AksiReportase

Hentikan Operasi dan Tarik Militer dari Papua serta Hentikan Eksploitasi Alam Penyebab Bencana bagi Rakyat Papua!

Sabtu siang, 23 Maret 2019, sekitar 70 orang dari berbagai organisasi yang tergabung dalam Front Persatuan Rakyat dan Mahasiswa Anti-Militerisme atas Operasi Militer di Nduga, menggelar aksi di kawasan Jl. Pahlawan – Simpang Lima, Semarang. Aksi ini merupakan respon terhadap Operasi Militer Pemerintah Indonesia di Nduga, Papua, yang menyebabkan hampir 30.000 rakyat Papua mengungsi di hutan dan wilayah terdekat hingga hari ini. Selain itu banjir bandang yang terjadi di Sentani pada 16 Maret 2019 lalu mengakibatkan 89 orang tewas, 159 luka-luka, 74 orang hilang, dan 6.831 lainnya menjadi pengungsi. Bencana banjir bandang ini tidak lain adalah akibat dari eksploitasi alam yang dilakukan oleh kapitalis terhadap pegunungan Cycloop, di Papua. Ini adalah satu dari banyak bencana lingkungan hidup lainnya yang disebabkan oleh kapitalisme dan imperialisme di tanah Papua.

Aksi dimulai di depan Patung Diponegoro Jl. Pahlawan pada pukul 09:40, dengan membawa spanduk bertuliskan “Hentikan Operasi Militer di Ndugama sekaligus Hentikan Eksploitasi SDA di Papua” berserta poster-poster seruan membuka ruang demokrasi dan kebebasan pers di Papua serta foto-foto korban dan senjata kimia yang dijatuhkan ke hutan-hutan Papua. Orasi-orasi politik juga disampaikan dalam aksi tersebut, mereka menentang keras militerisme dari kolonialis Indonesia di Papua dan Hak Menentukan Nasib Sendiri adalah hak demokratis bagi seluruh umat manusia, pelanggaran HAM dan kekerasan terhadap perempuan Papua juga adalah akibat dari militerisme Indonesia. Massa aksi melakukan long march menuju Simpang Lima, mengitarinya, dan kembali lagi ke Jl. Pahlawan untuk meneruskan orasi. Aksi tersebut dijaga oleh sekitar 50 orang polisi berseragam, 1 mobil truk polisi, 1 sedan dan pick up kepolisian, dan sekitar 5-10 orang intel. Sepanjang long-march, 3 orang anggota kelompok reaksioner berseragam Pemuda Pancasila menghampiri kawan yang menyebarkan selebaran aksi untuk mengintimidasi.
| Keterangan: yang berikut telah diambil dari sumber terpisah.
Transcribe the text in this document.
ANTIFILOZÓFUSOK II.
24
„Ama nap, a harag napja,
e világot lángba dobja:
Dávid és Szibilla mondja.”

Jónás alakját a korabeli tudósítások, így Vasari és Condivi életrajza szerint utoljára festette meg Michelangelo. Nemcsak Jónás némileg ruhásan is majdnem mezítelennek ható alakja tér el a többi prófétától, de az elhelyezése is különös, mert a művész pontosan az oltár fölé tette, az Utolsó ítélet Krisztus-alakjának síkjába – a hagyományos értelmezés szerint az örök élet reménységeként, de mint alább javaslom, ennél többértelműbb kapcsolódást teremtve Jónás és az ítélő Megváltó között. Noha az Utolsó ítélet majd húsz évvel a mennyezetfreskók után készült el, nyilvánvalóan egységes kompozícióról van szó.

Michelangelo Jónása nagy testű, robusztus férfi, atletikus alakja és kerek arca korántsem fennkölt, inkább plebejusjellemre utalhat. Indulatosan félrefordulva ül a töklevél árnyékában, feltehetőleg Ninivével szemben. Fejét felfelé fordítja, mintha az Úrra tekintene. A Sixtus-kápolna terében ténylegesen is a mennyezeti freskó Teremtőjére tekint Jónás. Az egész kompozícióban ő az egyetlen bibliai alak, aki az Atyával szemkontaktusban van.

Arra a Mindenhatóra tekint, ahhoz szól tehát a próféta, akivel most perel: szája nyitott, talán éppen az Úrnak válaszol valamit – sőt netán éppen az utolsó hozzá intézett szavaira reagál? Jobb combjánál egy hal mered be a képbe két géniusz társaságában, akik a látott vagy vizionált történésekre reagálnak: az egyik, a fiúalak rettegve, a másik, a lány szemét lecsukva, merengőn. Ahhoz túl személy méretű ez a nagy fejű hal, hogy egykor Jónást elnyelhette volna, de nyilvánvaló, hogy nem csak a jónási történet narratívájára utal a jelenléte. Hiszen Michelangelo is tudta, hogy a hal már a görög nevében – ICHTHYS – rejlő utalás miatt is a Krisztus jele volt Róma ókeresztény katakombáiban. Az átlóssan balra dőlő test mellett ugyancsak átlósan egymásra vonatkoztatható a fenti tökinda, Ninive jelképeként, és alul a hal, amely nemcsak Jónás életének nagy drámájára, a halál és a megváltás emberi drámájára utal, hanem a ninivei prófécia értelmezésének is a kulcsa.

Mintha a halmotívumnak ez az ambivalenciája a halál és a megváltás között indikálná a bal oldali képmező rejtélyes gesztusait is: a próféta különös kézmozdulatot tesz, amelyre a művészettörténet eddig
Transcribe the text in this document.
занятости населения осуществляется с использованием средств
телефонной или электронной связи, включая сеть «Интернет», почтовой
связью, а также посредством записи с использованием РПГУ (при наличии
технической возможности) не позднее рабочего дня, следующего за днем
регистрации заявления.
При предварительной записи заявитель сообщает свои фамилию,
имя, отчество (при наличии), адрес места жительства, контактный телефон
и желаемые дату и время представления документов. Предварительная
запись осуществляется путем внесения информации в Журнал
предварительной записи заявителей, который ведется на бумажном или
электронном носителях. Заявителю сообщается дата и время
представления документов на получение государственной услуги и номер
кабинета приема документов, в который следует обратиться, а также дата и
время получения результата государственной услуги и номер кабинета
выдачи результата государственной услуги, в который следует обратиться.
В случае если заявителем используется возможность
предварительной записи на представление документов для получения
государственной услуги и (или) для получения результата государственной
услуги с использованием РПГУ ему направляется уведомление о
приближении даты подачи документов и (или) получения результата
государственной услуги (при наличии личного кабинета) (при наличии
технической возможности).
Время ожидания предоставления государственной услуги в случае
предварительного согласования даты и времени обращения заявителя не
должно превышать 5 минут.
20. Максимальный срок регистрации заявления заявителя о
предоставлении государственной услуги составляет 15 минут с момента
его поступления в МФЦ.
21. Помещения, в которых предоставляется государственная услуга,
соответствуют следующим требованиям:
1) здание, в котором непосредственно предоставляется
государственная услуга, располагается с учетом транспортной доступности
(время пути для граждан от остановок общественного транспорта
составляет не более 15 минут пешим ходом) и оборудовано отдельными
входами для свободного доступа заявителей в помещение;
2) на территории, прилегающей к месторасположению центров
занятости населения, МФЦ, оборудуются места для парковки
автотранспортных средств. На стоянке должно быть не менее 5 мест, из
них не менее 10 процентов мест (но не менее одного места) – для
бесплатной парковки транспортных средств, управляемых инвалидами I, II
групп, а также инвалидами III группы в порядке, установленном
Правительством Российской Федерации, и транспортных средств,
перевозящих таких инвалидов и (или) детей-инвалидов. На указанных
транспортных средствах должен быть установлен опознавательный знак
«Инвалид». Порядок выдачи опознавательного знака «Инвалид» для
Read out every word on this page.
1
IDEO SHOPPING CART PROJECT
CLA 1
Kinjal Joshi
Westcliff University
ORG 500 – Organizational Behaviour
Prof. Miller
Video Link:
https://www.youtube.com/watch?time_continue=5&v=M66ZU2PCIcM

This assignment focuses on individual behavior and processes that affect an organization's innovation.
Beberapa pengguna jalan juga melakukan provokasi rasis terhadap massa aksi. Dua orang yang mengaku wartawan dari Modus Investigasi mendekati orator aksi dan melakukan wawancara intimidatif, mencari tahu identitas orator seperti nama lengkap, kampus, semester, dan asal daerah. Pukul 11:40 massa aksi menutup aksi dengan pernyataan sikap dan membubarkan diri. (na)

Berikut adalah pernyataan sikap aksi.

PERNYATAAN SIKAP

Hentikan Operasi dan Tarik Miiter di Nduga Papua sekaligus Hentikan Exploitasi sebagai Sumber Bencana Alam di Papua.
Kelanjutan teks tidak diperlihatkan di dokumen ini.